Bu bir demokratik senet siyaseti olarak adlandırılabilir. Her alınan siyasal destek, belli hedeflere ulaşmak için verilmiş sözler karşılığında olur. Bu desteğin sağlanması için de mutlaka bu geleceğe dair sözlerin yerine getirileceğine dair bir güven ve güvence  gerekir...
Türkiye gibi bir ülkenin yönetimine talip olmak: “siz uyurken ben uyumayacağım, esenliğiniz için ekibimle beraber kararlı ve zinde buradayım ve çözüm üreteceğim” demek..
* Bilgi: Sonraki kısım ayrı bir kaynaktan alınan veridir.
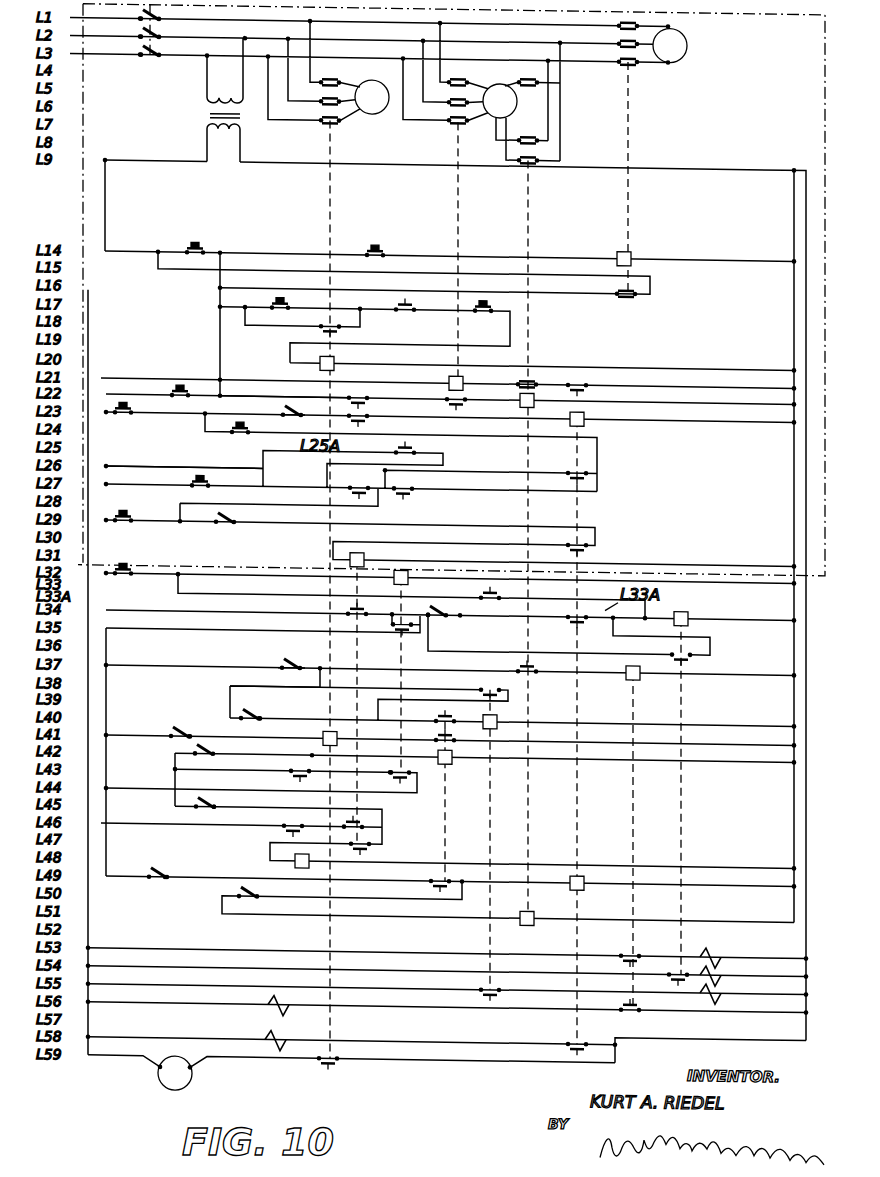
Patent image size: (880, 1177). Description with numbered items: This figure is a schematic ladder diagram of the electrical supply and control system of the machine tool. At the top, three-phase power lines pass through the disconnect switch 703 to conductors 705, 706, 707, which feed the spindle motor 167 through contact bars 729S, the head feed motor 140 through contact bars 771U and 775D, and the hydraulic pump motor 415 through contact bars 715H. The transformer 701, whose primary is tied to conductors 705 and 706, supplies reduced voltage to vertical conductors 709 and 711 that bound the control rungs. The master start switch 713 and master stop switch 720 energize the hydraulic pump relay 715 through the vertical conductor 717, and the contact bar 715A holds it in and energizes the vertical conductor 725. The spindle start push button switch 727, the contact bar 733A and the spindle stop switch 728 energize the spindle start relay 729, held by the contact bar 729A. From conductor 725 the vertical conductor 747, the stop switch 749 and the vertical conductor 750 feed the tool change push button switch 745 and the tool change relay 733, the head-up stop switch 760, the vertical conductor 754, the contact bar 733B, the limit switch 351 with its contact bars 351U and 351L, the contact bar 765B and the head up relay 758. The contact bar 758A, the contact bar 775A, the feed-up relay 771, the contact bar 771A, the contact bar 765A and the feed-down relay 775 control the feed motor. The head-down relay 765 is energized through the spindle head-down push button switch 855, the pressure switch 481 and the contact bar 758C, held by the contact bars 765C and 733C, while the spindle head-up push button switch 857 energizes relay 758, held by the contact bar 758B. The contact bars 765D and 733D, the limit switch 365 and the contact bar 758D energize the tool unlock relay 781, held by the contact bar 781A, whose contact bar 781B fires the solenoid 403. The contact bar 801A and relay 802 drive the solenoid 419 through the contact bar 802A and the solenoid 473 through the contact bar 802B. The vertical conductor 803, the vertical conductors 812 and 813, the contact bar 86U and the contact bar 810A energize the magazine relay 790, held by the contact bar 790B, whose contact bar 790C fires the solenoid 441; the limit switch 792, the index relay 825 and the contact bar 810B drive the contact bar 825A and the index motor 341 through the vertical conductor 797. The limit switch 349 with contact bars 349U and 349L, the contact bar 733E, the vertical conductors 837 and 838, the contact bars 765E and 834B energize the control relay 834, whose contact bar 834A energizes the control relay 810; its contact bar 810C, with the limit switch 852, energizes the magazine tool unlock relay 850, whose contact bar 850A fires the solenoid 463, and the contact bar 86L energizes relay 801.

The disconnect switch 703 is at (160, 13).
The conductor 706 is at (183, 31).
The conductor 705 is at (180, 49).
The conductor 707 is at (222, 6).
The transformer 701 is at (196, 121).
The contact bars 729S is at (318, 122).
The spindle motor 167 is at (380, 110).
The contact bars 771U is at (452, 122).
The head feed motor 140 is at (501, 111).
The contact bars 775D is at (540, 156).
The contact bars 715H is at (643, 76).
The hydraulic pump motor 415 is at (687, 42).
The conductor 709 is at (128, 165).
The conductor 711 is at (692, 170).
The vertical conductor 717 is at (105, 218).
The master start switch 713 is at (207, 250).
The master stop switch 720 is at (383, 230).
The hydraulic pump relay 715 is at (633, 258).
The vertical conductor 725 is at (218, 326).
The spindle start push button switch 727 is at (270, 302).
The contact bar 733A is at (398, 304).
The spindle stop switch 728 is at (483, 312).
The contact bar 729A is at (318, 330).
The spindle start relay 729 is at (333, 361).
The contact bar 715A is at (630, 303).
The stop switch 749 is at (185, 378).
The vertical conductor 747 is at (222, 393).
The contact bar 765A is at (356, 397).
The feed-up relay 771 is at (462, 382).
The contact bar 775A is at (530, 376).
The contact bar 758A is at (590, 390).
The limit switch 351 is at (286, 415).
The contact bar 351U is at (289, 406).
The contact bar 765B is at (360, 418).
The contact bar 771A is at (462, 414).
The feed-down relay 775 is at (527, 410).
The head up relay 758 is at (590, 422).
The spindle head-up push button switch 857 is at (131, 421).
The vertical conductor 750 is at (110, 466).
The head-up stop switch 760 is at (239, 444).
The contact bar 733C is at (420, 447).
The vertical conductor 754 is at (597, 462).
The contact bar 765C is at (352, 492).
The contact bar 733B is at (412, 496).
The contact bar 758B is at (597, 488).
The spindle head-down push button switch 855 is at (131, 527).
The pressure switch 481 is at (234, 536).
The contact bar 758C is at (567, 544).
The head down relay 765 is at (350, 559).
The tool change relay 733 is at (408, 580).
The tool change push button switch 745 is at (126, 582).
The contact bar 765D is at (352, 611).
The limit switch 365 is at (445, 625).
The contact bar 758D is at (580, 620).
The tool unlock relay 781 is at (688, 613).
The contact bar 733D is at (386, 638).
The contact bar 351L is at (280, 672).
The contact bar 801A is at (540, 667).
The contact bar 781A is at (700, 652).
The relay 802 is at (628, 676).
The vertical conductor 803 is at (107, 695).
The vertical conductor 813 is at (230, 702).
The vertical conductor 812 is at (320, 688).
The contact bar 790B is at (482, 690).
The limit switch 792 is at (174, 726).
The contact bar 86U is at (228, 722).
The index relay 825 is at (322, 734).
The contact bar 810A is at (448, 709).
The magazine relay 790 is at (492, 724).
The contact bar 349U is at (195, 752).
The contact bar 834A is at (300, 765).
The contact bar 810B is at (436, 741).
The control relay 810 is at (448, 760).
The vertical conductor 837 is at (175, 770).
The limit switch 349 is at (206, 804).
The contact bar 733E is at (395, 790).
The contact bar 834B is at (277, 822).
The vertical conductor 838 is at (372, 828).
The contact bar 349L is at (200, 812).
The contact bar 765E is at (360, 849).
The control relay 834 is at (296, 862).
The magazine tool unlock relay 850 is at (594, 860).
The limit switch 852 is at (158, 890).
The contact bar 86L is at (257, 902).
The contact bar 810C is at (430, 884).
The relay 801 is at (524, 924).
The contact bar 802A is at (632, 945).
The solenoid 419 is at (712, 950).
The solenoid 403 is at (716, 972).
The contact bar 781B is at (668, 974).
The solenoid 441 is at (715, 999).
The solenoid 473 is at (274, 1007).
The solenoid 463 is at (280, 1040).
The contact bar 790C is at (488, 1000).
The contact bar 802B is at (636, 1010).
The vertical conductor 797 is at (618, 1053).
The contact bar 850A is at (566, 1049).
The index motor 341 is at (186, 1077).
The contact bar 825A is at (333, 1068).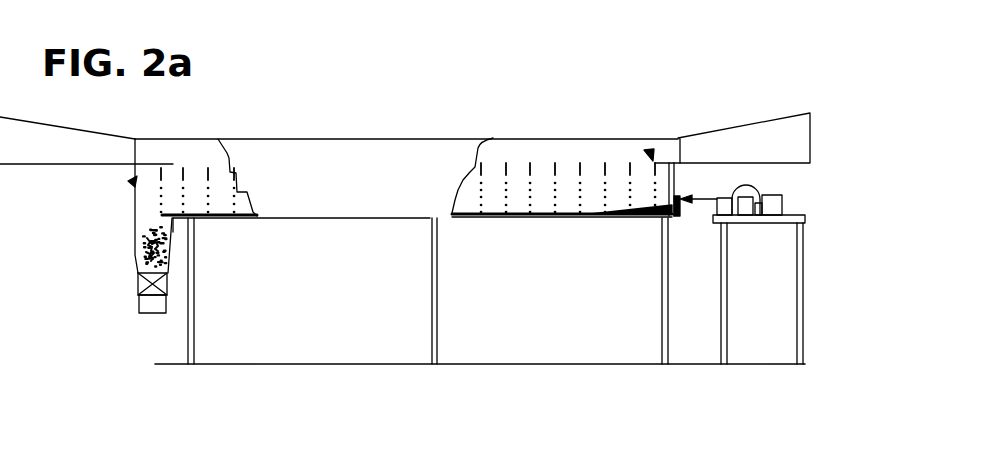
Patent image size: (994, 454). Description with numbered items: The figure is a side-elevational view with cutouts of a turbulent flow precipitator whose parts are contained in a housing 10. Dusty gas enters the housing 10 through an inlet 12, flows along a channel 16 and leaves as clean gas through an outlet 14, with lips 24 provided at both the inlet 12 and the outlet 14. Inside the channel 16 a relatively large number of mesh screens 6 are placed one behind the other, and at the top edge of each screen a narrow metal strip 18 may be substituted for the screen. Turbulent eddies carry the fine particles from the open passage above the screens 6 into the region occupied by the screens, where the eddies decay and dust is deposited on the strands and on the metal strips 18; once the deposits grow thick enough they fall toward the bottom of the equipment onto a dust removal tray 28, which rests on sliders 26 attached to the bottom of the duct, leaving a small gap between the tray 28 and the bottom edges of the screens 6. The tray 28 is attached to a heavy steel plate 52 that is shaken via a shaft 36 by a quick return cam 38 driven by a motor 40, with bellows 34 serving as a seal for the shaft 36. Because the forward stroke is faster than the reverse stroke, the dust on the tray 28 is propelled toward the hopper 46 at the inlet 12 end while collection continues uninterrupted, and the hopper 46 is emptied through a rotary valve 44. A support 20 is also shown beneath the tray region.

Kriz dönemlerinde zamanında ve net tepkiler veren; iktidara hazır olduğunu gösteren ortak kriz masaları oluşturması ve “gelişmelerin önünde” ortak açıklamalar yapması son derece önemli... (sivil toplumun da) çok özenli ve gayretli olması gerekiyor... demokrasi, hukuk devleti ve sosyal adalet gibi konularda sivil toplumun da muhalefet partilerinden beklediği oranda bir ortak sesliliği ve ilkeselliği oluşturabilmesi gerekiyor... ...Türkiye’de muhalefet anlaştıkları konularda bir araya gelmenin siyasal gücünü anlamak ve kullanmak; kendi gündemini oluşturmak ve kutuplaştırma siyasetine alet olmamak; yeni parti ve isimler yaratmak; uzlaştığı program ve yol planları oluşturmak konularında büyük yol aldı.             Toplum havlu atmadı ve demokrasiyi ve refahı hak ediyor.” Doğru, ama beklemekten de yorulduk… Bu ocak ayının sonunda aradığımız heyecana kavuşmamız umuduyla! [1] Kaldı ki duygusuz robot metaforu da tarihe karışmakta. İnsanlığın duygusal zekâya sahip robotları geliştirmekte olduğu bir çağda yaşıyoruz. [2] Burada ortodoks ekonomi biliminin en temel ilkeleri arasındaki pareto-optimalite ilkesinin de sıkıntıya düştüğü bir durumdan bahsediyoruz. Kimsenin sahip olduğunun eksilmediği ama birilerinin çok kazandığı bir politika her zaman popüler olmayacaktır çünkü adil değildir.